Водевиль «Лейтенант фон Пляшке»
{9}, сочиненный Куприным, носил исключительно пропагандистский характер и был лишен художественных достоинств. Успеха это произведение не имело, хотя и было даже издано отдельным выпуском.
Ненависть к «бюргерам» мешала адекватности восприятия, вела к плоскому шаржированию, усыпляла сознание клишированными штампами. В результате образ
истинного противника вытеснялся суррогатными представлениями, удобными для
морального бичевания. Насколько сильны были у Куприна подобные представления, свидетельствует его заметка «О Саше Черном», написанная в Гатчине 28 мая
1915 г.: «Видишь, как они гуляют ins Grune, как торгуют могилами своих великих
писателей; видишь их идиотских корпорантов – на празднике гимнастического
клуба; видишь Берлин – эту огромную лавку и пивную с его нелепыми монументами и портретами кайзера... И надо всем этим – лицемерие, затаенное любострастие, обалделая маршировка в ногу, крикливый пивной патриотизм, шаблон, индюшечья надменность и плоская, самодовольная тупость»
{10}.
Вместе с тем Куприн не был безрассудным шовинистом, он не собирался применять подлые методы по отношению к врагу. Его нравственная позиция отразилась в письме Ф.Д. Батюшкову от 14 февраля 1915 г: «Война переворачивает
вверх дном все высшие человеческие понятия. Ценность человеческих жизней
[169]
выражается количеством нулей, приставленных справа к единицам. Убийство награждается. Самые гнусные виды предательства поощряются деньгами и другими
соблазнами... Но есть и неколебимые моральные законы, тем более великие, что
они содержатся не в написанных или напечатанных буквах, а истекают из глубоких
душевных качеств как отдельных людей, так и целых армий, и еще больше – самих наций. Это – безусловное уважение к раненым и убитым воинам... Это – милость к людям, имевшим несчастье попасть в плен. Это неприкосновенность жизни и чести мирных жителей завоеванной страны... Это – всегдашнее рыцарское
отношение к женщинам, детям, старикам и больным. Это – опущенная сабля и
склоненное ружье перед белым флагом и перед Красным Крестом»
{11}. В немцах
Куприн отказывается видеть какие-либо проявления благородства. В его сознании
они предстают настоящими исчадиями ада: «Вообразите себе кровожадность, как
меру, введенную в строгую систему. Насилие над женщинами и убийство детей,
как кабинетный способ обескровливания дочиста враждебной страны. Поджоги,
разгромы и добивание раненых, как механический рецепт устрашения. Глумление
над ни в чем не повинными людьми, толчки, плевки, приклады и мерзости, каких
не предвидел ни один знаток сексуальной психики... Нет, видимо сам Бог отступился от страны, покарав ее неизлечимым, злобным, хитрым и холодным сумашествием»
{12}.
Писатель пожелал личным примером воздействовать на настроения публики и
вновь надел военную форму, записавшись в запасной полк, квартировавшийся в
Финляндии. Учитывая его высокую популярность и контактность, отъезд Куприна в
армию привлек внимание журналистов и значительного количества провожающих.

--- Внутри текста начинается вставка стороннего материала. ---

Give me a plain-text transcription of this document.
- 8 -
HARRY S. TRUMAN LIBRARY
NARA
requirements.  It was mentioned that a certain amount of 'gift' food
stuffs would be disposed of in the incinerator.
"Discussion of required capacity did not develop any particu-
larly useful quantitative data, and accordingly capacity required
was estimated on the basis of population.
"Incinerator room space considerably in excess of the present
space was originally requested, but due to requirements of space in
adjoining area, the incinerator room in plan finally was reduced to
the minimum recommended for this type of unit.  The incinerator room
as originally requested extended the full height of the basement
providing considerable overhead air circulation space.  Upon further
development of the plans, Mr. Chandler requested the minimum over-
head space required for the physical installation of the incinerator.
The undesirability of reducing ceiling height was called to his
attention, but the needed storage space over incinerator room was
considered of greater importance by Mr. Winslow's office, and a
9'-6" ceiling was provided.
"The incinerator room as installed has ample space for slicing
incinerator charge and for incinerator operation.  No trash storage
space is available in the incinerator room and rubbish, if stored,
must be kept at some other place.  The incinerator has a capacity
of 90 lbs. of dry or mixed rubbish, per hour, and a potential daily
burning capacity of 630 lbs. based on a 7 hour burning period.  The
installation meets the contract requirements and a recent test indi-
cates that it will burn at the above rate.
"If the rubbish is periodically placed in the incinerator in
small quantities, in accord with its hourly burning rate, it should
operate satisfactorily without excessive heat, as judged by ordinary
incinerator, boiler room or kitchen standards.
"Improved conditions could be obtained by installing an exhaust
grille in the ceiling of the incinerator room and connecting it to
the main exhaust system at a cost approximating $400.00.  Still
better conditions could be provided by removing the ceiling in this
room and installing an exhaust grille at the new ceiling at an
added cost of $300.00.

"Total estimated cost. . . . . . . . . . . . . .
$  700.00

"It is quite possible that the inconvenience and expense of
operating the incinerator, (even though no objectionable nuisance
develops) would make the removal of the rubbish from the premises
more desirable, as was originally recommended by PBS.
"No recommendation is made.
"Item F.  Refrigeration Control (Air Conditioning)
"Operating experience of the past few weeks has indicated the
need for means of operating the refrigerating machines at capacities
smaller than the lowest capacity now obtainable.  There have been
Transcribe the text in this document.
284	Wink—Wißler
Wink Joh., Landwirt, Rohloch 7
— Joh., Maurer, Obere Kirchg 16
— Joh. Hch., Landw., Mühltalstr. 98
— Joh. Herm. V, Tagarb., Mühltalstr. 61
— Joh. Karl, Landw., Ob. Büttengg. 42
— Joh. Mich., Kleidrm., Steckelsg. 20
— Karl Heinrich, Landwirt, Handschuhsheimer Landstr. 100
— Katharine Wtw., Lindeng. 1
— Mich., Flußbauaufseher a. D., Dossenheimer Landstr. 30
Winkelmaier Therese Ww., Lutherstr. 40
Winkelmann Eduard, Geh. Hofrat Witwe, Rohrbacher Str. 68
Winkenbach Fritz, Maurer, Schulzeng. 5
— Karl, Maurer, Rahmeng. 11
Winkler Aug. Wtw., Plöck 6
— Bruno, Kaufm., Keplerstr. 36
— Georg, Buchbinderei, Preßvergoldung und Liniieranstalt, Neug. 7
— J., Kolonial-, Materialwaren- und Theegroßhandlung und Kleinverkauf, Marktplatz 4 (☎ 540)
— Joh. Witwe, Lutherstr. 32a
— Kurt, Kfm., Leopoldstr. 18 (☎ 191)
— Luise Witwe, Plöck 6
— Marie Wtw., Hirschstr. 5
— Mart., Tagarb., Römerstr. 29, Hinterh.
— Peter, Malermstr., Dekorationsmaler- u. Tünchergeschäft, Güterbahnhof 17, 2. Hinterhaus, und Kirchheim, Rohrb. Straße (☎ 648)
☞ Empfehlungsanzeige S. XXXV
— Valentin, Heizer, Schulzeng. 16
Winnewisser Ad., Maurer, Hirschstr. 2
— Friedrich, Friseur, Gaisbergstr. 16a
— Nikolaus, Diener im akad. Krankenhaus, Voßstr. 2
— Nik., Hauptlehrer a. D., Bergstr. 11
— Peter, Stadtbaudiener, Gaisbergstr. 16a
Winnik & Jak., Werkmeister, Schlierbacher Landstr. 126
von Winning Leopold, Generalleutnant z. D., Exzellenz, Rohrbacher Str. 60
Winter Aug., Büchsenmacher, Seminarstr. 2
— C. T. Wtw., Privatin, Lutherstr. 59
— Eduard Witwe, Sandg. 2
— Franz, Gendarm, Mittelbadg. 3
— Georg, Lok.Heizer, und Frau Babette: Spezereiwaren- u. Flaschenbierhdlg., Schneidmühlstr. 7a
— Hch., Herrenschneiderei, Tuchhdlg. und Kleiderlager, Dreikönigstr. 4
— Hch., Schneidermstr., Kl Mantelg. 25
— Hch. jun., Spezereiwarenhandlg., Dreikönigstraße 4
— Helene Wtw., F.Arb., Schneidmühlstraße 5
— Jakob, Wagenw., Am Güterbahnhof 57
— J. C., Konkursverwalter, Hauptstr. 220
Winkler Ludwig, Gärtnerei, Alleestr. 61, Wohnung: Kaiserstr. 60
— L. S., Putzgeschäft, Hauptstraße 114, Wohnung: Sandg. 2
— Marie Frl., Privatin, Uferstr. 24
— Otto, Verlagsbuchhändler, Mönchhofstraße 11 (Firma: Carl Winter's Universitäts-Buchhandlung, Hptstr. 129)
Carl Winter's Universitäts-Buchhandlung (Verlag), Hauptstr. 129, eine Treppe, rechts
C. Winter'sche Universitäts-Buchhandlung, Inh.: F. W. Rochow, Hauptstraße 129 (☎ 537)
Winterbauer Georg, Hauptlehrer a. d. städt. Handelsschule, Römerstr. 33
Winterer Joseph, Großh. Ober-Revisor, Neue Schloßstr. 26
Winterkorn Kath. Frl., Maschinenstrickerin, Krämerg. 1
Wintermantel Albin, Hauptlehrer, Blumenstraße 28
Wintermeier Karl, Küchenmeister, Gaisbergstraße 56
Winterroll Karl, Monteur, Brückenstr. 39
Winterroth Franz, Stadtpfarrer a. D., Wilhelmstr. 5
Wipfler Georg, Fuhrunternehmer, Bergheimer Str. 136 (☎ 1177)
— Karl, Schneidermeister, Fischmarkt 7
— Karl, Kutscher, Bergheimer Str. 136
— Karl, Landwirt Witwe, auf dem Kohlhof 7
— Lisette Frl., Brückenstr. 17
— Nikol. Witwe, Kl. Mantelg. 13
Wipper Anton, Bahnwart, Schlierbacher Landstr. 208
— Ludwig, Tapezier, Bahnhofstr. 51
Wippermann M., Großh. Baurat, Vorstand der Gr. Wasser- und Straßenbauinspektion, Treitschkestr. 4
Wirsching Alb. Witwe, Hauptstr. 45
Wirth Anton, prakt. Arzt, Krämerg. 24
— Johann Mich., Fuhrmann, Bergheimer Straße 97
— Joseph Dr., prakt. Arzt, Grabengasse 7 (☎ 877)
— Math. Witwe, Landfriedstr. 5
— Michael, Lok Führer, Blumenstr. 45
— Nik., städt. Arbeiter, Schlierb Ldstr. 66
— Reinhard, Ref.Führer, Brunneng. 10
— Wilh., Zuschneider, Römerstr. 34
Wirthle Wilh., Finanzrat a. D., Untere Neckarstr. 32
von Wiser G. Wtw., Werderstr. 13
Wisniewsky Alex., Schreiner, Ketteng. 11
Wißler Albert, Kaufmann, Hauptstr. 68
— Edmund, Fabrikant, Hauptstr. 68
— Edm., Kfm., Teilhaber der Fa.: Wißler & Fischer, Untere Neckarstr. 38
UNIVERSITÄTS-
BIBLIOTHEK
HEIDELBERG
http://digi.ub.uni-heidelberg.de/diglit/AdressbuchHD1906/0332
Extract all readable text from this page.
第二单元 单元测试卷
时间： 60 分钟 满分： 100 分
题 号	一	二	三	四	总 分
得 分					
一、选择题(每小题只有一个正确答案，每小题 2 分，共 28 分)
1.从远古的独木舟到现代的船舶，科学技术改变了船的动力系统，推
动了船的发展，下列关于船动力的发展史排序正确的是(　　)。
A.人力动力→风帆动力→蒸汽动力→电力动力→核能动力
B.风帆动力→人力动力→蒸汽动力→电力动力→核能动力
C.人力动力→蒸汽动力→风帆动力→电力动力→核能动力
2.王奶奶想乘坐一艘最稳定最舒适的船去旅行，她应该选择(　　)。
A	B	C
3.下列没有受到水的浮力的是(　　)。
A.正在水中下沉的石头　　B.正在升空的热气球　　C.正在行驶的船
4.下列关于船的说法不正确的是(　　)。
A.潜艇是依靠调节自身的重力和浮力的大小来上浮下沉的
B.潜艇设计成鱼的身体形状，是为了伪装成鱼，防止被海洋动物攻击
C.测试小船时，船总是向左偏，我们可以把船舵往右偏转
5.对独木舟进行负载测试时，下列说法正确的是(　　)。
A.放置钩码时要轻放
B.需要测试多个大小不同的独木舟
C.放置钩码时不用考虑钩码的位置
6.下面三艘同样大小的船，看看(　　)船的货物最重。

13 ноября 1914 г. он дал интервью, в котором охотно поделился своими чувствами. «Я совсем не ожидал, – заявил он корреспонденту газеты «Новь», – что меня
взволнует и оживит простое, казалось бы, привычное дело – надеть мундир. Однако я пережил такое же волнение, как когда-то давно, перед производством в
офицеры. Я вновь переживаю давно-давно прошедшее и чувствую себя бодрым и
веселым»
{13}.
Патриотический энтузиазм нашел отражение в стихотворной записи, сделанной Куприным 31 декабря 1914 г. для альбома И.А. Белоусова:
Врага ведет гордыни темный рок,
Звезда любви сияет перед нами.
Мы миру мир скуем мечами,
За нами – правда, с нами – Бог{14}.
Но военная служба оказалась непосильным бременем для 44-летнего поручи-
ка, чье здоровье было основательно подорвано прежней разгульной жизнью. Он
не справлялся ни с обучением новобранцев, ни с канцелярской работой. С большим смущением писатель вынужден был это признать и не стал возражать против
увольнения со службы в январе 1915 г. И по-прежнему Куприн был уверен, что
только разгром прусского милитаризма «обеспечит Европе и миру полный плодотворный отдых от войны и вечного изнурительного вооруженного мира»
{15}.
Чтобы чем-то помочь русским воинам, он еще в октябре 1914 г. создал у себя
дома маленький госпиталь на десять коек. Основную заботу о раненых взяла на
себя жена Елизавета Морицевна, служившая сестрой милосердия во время русско-японской войны. Но и другие члены семьи оказывали посильную помощь своим гостям-пациентам. Дочь Куприных Ксения «рассказывала солдатам сказки, играла с ними в шашки». Раненым читали газеты и книги, причем гатчинский
комендант А.И. Дрозд-Бонячевский, инспектируя госпиталь, «неизменно интересовался тем, что читают солдаты, одобрил «Новое время» и «Колокол», не терпел
«Речи» и «Биржевика», замечая при этом: «И надеюсь, что сочинения Куприна вы
им читать не даете»
{16}.
[170]
Писать с прежней самоотдачей Куприн не мог. Он, как правило, ограничивался
публицистическими заявлениями и интервью. На вопрос журналиста о том, как он
оценивает литературу на военную тему, Куприн ответил: «Сейчас, по-моему, еще
рановато касаться этих тем. Мы все еще слишком субъективны и разгорячены.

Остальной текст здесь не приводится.